Aug 9, 2021 - Economy & Business

Self-driving cars would be nowhere without HD maps

Illustration of a location pin with a car in the center, hovering over a map

Illustration: Annelise Capossela/Axios

Self-driving vehicles may be loaded with sensors and artificial intelligence, but they're limited without a really good map.

Why it matters: High-definition maps are critical to the safe, wide-scale deployment of autonomous vehicles. More accurate than satellite-based GPS, they provide richly detailed models of the operating environment and important context to help AVs avoid mistakes.

Driving the news: A Tesla owner tweeted a video clip recently showing how his car's Autopilot system mistook a low-hanging moon for a yellow traffic light and kept telling the car to slow down.

  • While Tesla did not publicly address the reasons for the error, industry experts suggest Tesla's camera-based system was lacking important context.
  • "Even though a traffic light and the moon may resemble each other, a self-driving system should use a combination of contextual cues — including spatial, temporal and prior knowledge — to tell them apart," Deva Ramanan, principal scientist at self-driving tech competitor Argo AI explains in a blog post.
  • An HD map — along with redundant sensors like radar and lidar — can provide that missing context, Gartner Group mobility analyst Michael Ramsey tells Axios.
  • "It would know where there are traffic lights. The moon is not a yellow light because there are no traffic lights in this area," he said.

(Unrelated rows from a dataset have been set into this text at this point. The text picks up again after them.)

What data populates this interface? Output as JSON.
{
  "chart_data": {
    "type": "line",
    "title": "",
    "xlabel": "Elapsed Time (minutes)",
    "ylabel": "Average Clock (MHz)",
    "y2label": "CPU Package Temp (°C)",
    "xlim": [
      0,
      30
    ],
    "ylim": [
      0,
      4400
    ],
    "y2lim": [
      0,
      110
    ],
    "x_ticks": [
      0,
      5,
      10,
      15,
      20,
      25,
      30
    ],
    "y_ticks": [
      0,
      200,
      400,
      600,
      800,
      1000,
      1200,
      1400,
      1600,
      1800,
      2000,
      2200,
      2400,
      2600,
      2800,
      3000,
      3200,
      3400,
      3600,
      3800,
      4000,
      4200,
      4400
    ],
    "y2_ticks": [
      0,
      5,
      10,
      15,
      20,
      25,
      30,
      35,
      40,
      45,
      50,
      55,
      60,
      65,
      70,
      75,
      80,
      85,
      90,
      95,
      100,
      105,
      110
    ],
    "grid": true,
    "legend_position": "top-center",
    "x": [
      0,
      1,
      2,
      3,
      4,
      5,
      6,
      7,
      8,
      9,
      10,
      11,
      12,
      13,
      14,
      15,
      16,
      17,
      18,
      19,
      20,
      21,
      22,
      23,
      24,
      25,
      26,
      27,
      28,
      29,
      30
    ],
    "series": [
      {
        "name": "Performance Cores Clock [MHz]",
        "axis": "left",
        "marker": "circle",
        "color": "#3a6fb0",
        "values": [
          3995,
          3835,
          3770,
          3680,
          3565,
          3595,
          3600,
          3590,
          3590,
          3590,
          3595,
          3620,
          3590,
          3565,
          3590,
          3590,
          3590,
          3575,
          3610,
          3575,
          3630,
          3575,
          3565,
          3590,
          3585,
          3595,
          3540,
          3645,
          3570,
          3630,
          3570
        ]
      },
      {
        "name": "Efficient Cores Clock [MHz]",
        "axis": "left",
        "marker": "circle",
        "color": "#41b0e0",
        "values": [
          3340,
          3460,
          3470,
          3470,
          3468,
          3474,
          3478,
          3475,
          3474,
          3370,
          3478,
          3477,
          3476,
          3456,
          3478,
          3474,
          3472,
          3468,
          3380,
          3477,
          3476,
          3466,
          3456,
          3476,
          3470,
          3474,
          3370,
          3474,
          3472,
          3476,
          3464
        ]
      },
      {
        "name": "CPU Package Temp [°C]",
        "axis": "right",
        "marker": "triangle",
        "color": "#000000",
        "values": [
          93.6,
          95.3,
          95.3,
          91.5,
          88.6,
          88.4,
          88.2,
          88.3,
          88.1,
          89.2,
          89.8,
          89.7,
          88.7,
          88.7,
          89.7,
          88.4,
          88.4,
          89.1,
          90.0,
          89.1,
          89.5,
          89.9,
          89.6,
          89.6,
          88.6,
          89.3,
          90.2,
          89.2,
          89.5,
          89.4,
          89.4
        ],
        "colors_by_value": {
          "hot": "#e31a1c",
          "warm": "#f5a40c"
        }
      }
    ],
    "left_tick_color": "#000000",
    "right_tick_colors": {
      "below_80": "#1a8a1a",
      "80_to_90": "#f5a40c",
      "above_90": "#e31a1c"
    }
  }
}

The big picture: Mapping is having a moment. Digital maps are getting more sophisticated, with breakthroughs enabling real-time navigation details for pedestrians, 3D geolocation for drones and augmented reality for gaming.

  • For autonomous vehicles, HD maps do more than just provide a high-def view of the world — they also enable a self-driving car to know precisely where it is, down to a few centimeters.

Between the lines: Most AV developers get to know a test city the same way any new resident does: by driving around.

  • They spend a few weeks manually driving their test cars in complex urban environments, collecting sensor data and annotating everything about the streetscape, from signs and lane markings to crosswalks and speed limits.
  • This allows a test vehicle to later compare what it observes in real-time with the detailed 3D map, and decide how to react.
  • Developers can even program insights about local driving behaviors into their digital maps. AVs can be instructed to drive below the speed limit on a certain stretch, for example, or to stop beyond the line for better visibility at a challenging intersection.
  • Developers can repeat that map-making process city by city.

The intrigue: Intel-owned Mobileye, which makes technology for assisted-driving systems, has a unique, crowd-sourced approach to mapping that experts say could one day provide an advantage.

  • Its camera-based software chips are already installed on 88 million cars worldwide, and through agreements with six global automakers — including Nissan, Volkswagen and BMW — many of those cars collect and share data about their environment as they are being driven, allowing Mobileye to continually update its maps.
  • With better mapping, Mobileye will be able to more rapidly scale AVs across multiple cities, CEO Amnon Shashua tells Axios.

Yes, but: Mobileye, which recently started testing AVs in New York, still has a long way to go with its self-driving technology, notes Ramsey.

The bottom line: With HD maps, though, at least they know where they're headed.